(2019) Brandon R. Brown, Oxford University Press, hrdbk, £19.99, xiv + 269 pp, ISBN 978-0-10-68134-0
In total, roughly 400,000 people worked in the Apollo programme. The astronauts, and particularly Neil Armstrong, have always emphasised that their accomplishments were at the pinnacle of a huge organisation whose members’ ingenuity, dedication and perseverance enabled them to do what they did. According to James R. Hansen’s First Man (2nd edition, 2018), Armstrong’s turning away from public life began with his irritation that the attention was focussed on himself rather than allowing him to credit the many others whom he felt that he represented. Even the other astronauts are now to some extent forgotten, except by enthusiasts, and Rod Pyle’s Heroes of the Space Age was an attempt to redress that. But even that gives chapters to only two non-astronauts: Mission Controller Gene Kranz, and software engineer Margaret Hamilton.
Brown has attempted to put the missions into the context of the enormous engineering effort which preceded and surrounded them – perhaps going slightly too far, depersonalising the crews by referring to them as simply ‘the astronauts’ in the text and giving their names only in footnotes. If he was to write what he describes as, “a book that could leave the remaining engineers nodding in approval”, it had to be written now – the key word in that phrase is ‘remaining’. In the early 2000s, I was privileged to attend the annual Charterhouse conferences of the British Rocketry Oral History Programme, which was an effort to record and take down the reminiscences of the comparatively small teams who created Britain’s space and rocket programme (the SR-53, Blue Steel, Black Arrow, Blue Streak and Black Arrow). To do the same for the pre-Apollo and Apollo programmes would be a near-impossible task: as Brown says in the Preface, “The stories, even the ones we haven’t yet lost, are nearly endless. Any attempt to honour the four hundred thousand minds that pioneered the missions would be as impossible to assemble and write as it would then be to read. You will meet a number of the engineers but avoid long parades of names.” Although he doesn’t say so and doesn’t include it in the references, I suspect the book he has in mind is Earthbound Astronauts by Beirne J. Lay (Prentice-Hall, 1971) which did attempt to give credit where it was due while the programme was still ongoing, but did consist largely of lists of names and was still far from comprehensive. Brown’s own father features quite prominently, for the obvious reason that he and his recollections were the most accessible, but as we say in Scotland his book is ‘nane the waur o’ that’ [none the worse for that], and there’s a lot more to it.

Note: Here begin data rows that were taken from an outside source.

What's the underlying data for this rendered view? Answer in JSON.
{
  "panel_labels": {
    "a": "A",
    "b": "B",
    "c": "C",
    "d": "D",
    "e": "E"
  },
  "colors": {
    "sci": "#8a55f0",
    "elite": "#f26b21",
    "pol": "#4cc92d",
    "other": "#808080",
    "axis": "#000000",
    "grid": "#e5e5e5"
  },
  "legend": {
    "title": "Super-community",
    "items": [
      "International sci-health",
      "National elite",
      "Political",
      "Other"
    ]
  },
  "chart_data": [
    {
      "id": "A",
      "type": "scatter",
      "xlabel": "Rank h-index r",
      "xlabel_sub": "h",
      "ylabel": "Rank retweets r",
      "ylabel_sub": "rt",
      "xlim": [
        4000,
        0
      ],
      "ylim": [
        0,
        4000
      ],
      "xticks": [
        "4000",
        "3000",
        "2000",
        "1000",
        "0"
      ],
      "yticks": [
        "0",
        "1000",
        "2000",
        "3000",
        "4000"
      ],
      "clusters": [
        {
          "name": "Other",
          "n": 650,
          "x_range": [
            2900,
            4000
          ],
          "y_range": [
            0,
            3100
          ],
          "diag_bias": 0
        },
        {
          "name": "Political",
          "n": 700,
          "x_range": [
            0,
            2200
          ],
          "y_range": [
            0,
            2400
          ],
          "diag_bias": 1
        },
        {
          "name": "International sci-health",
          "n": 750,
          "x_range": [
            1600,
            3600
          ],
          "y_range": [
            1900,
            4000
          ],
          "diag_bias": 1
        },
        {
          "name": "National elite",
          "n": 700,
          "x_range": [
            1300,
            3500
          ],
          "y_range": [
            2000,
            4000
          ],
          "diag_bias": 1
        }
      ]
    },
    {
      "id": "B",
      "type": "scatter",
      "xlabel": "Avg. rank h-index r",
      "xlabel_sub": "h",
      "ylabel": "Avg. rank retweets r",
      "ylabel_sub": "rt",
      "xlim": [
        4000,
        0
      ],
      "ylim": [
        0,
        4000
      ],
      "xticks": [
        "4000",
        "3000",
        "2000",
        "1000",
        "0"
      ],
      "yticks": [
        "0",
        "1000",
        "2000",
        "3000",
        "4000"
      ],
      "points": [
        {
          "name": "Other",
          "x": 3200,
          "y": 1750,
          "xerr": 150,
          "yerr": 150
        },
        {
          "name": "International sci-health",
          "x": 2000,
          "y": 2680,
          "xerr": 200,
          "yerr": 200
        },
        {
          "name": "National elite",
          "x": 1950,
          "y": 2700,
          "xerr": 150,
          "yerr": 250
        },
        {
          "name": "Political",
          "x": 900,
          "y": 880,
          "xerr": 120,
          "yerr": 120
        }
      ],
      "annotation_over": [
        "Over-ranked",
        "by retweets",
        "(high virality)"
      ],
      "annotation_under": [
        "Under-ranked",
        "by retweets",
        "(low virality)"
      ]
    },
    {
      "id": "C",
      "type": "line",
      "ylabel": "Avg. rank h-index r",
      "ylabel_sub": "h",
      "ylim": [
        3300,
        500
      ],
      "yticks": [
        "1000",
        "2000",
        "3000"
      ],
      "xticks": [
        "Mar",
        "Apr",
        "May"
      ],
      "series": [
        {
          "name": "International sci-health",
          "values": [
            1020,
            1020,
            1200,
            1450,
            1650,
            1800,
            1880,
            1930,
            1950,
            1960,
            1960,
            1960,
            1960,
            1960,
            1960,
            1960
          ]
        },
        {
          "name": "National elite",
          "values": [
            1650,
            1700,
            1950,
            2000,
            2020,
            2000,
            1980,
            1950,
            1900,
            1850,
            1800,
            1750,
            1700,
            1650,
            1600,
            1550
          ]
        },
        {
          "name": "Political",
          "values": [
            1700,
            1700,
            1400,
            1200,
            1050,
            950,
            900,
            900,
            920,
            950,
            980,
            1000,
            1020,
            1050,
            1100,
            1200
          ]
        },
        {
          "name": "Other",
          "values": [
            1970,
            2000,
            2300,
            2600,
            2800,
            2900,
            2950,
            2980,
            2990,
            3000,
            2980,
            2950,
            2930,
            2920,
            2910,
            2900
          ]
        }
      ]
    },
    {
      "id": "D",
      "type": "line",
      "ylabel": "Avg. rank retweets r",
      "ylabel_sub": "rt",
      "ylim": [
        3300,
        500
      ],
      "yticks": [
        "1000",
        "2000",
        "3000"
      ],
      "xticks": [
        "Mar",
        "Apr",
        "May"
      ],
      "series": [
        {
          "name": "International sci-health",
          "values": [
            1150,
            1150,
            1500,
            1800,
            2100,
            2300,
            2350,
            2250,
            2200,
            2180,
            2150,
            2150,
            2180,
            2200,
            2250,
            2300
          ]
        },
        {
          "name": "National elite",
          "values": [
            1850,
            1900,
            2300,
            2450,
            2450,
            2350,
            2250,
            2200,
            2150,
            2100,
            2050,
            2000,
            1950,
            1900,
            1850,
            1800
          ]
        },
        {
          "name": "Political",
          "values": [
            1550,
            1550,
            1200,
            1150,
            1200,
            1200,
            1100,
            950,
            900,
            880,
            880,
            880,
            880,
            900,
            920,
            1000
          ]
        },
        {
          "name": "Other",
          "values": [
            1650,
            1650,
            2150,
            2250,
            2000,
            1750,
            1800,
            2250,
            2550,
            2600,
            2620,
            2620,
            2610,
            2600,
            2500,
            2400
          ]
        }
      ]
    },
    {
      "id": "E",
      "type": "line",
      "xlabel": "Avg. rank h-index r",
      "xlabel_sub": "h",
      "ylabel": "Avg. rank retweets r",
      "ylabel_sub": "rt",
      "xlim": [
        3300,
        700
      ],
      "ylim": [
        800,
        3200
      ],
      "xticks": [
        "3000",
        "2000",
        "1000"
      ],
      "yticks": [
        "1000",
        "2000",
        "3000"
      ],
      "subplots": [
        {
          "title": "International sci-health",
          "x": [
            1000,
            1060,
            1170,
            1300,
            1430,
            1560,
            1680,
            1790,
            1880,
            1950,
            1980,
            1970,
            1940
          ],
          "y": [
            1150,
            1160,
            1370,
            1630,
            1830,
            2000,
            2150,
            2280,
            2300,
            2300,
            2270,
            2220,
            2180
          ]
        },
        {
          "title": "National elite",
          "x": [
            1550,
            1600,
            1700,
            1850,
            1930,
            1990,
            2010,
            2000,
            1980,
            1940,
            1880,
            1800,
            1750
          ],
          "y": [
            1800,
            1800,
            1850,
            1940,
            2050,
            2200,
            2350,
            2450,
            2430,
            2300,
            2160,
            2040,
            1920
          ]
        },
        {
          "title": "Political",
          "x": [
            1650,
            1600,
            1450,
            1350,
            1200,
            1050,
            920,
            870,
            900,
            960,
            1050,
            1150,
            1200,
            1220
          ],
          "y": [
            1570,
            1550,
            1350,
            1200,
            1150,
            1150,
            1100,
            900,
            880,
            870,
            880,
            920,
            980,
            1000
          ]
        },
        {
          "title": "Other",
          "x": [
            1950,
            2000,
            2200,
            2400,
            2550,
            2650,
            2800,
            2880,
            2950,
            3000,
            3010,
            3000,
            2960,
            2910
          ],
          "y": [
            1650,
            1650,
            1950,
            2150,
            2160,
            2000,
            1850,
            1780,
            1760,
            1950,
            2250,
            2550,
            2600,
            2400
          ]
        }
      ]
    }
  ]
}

Despite the title and subtitle, the book actually begins with the surrender of Wernher von Braun and his colleagues to allied troops at the end of World War 2. Quite a lot of the book follows their subsequent fortunes, with little emphasis on the home-grown developments at the Jet Propulsion Laboratory – their story makes an interesting parallel recounted in Fraser MacDonald’s Escape from Earth: A Secret History of the Space Rocket (Profile Book, 2019). JPL doesn’t enter Brown’s story until the Ranger, Surveyor and Lunar Orbiter missions of the mid-60s, focussing on Project Mercury as the US response to Sputnik and not reaching the origins of Project Apollo until more than a third of the way through.

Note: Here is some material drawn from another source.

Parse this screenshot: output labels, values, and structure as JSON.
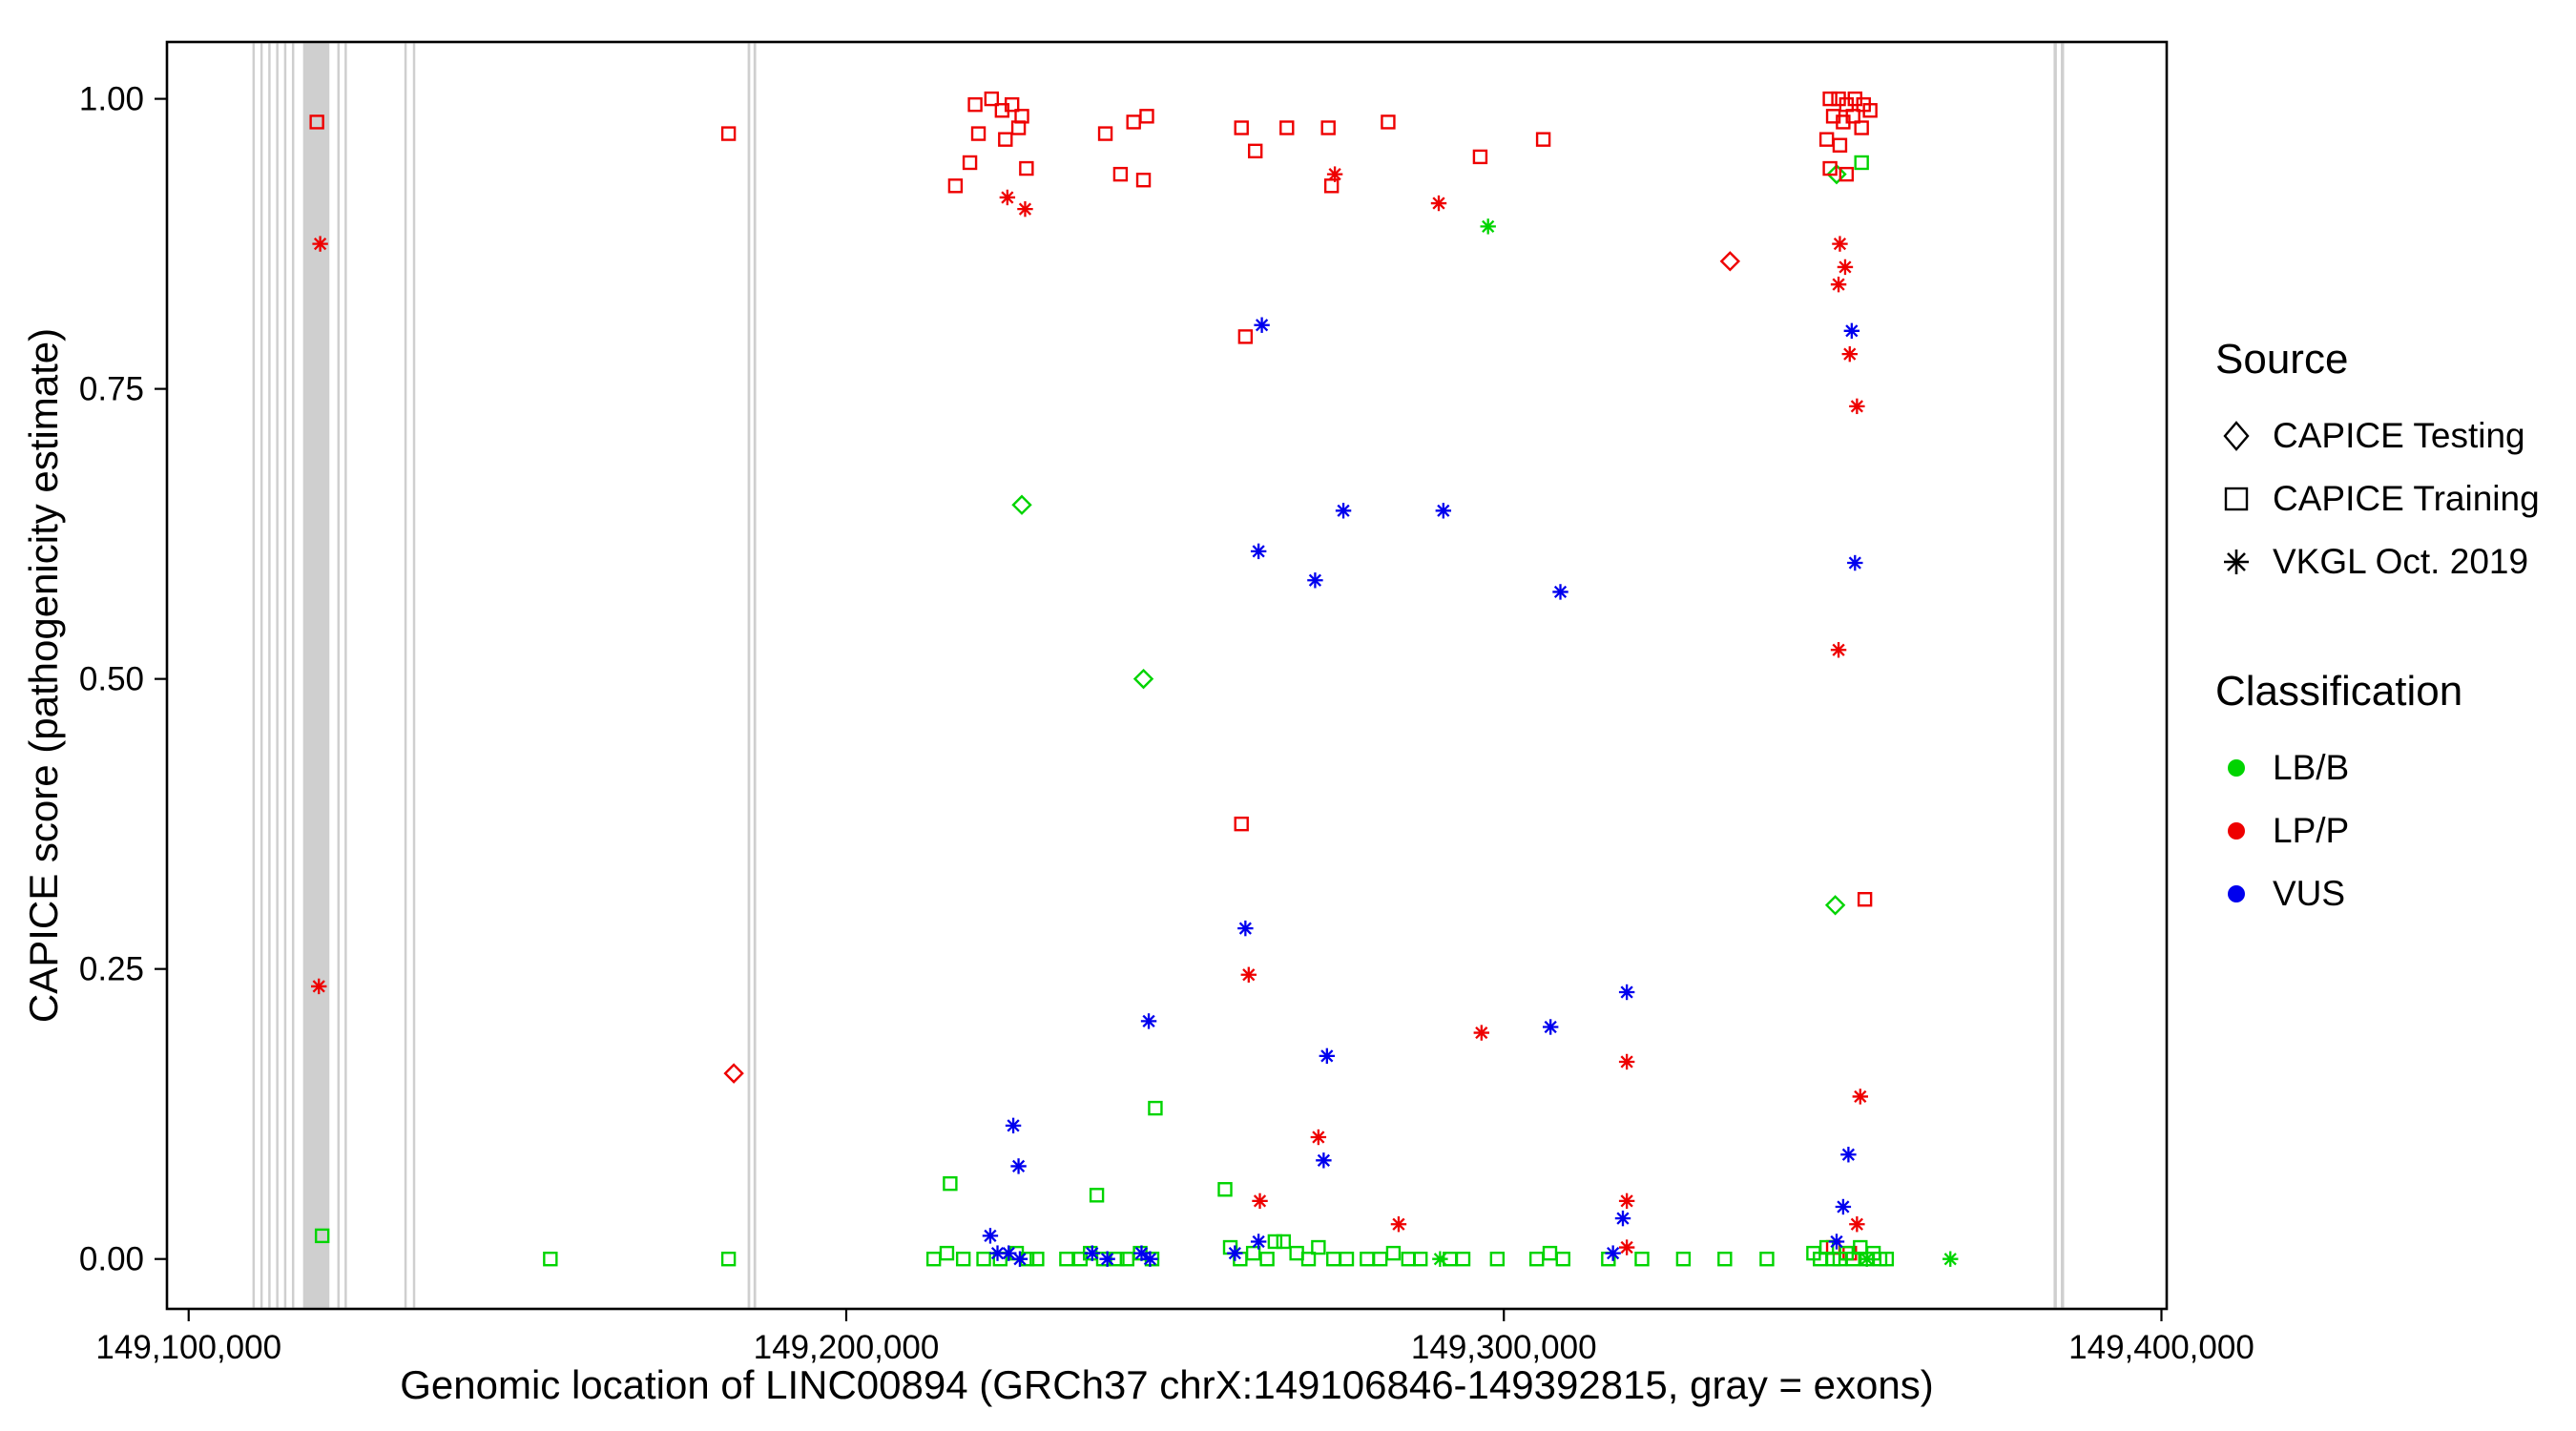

In the detailed account of the breakneck race to the Moon which follows, one point that Brown clearly makes is that there was always a feeling that the good times might not last. He ascribes he unpopular decision to locate the Manned Spacecraft Centre in Houston not to Lyndon Johnson, even though the Centre was named after him, but to the Chair of the House Appropriations Subcommittee, who was furthering the interests of Rice University, ensuring that the ‘donation’ of the land did not include the oil and gas rights below, and that “the modern, multi-building facility could transition into a college campus after the possibly temporary space programme came to a close”. More tellingly, despite von Braun’s public optimism, planning Kennedy Space Centre for 30-40 Saturn launches per year, he felt that he had spent the last two years before Apollo 11 not in preparing for it or to follow on from it, but in winding down the facilities, making sure, under orders, that by 1972 the capabilities that had been so painstakingly acquired would all be removed, so that the decision to end the programme could not be rescinded. With it went a lot of the goodwill, which Apollo had gained for the USA around the world. Perhaps the saddest quotation in the book comes, not from any of the 300,000 who were put out of work when Apollo was cancelled, but from a formal US Naval officer who led an expedition upriver in Cambodia, who was followed by cheering children shouting, “Apollo! Apollo!” because they recognised the flag. “They didn’t know to distrust us yet”.
This book does not tell the whole story, or even attempt to, and much of its material has been published before. But it’s a very good, comprehensive overview, from a perspective that has been little covered before – an excellent counterpart to the books like: Earthbound Astronauts, Gene Kranz’s Failure Is Not an Option, Hamish Lindsay’s Tracking Apollo to the Moon and Margot Lee Shetterly’s Hidden Figures, which belong on the enthusiast’s shelf along with the much longer row of books by or about the astronauts themselves.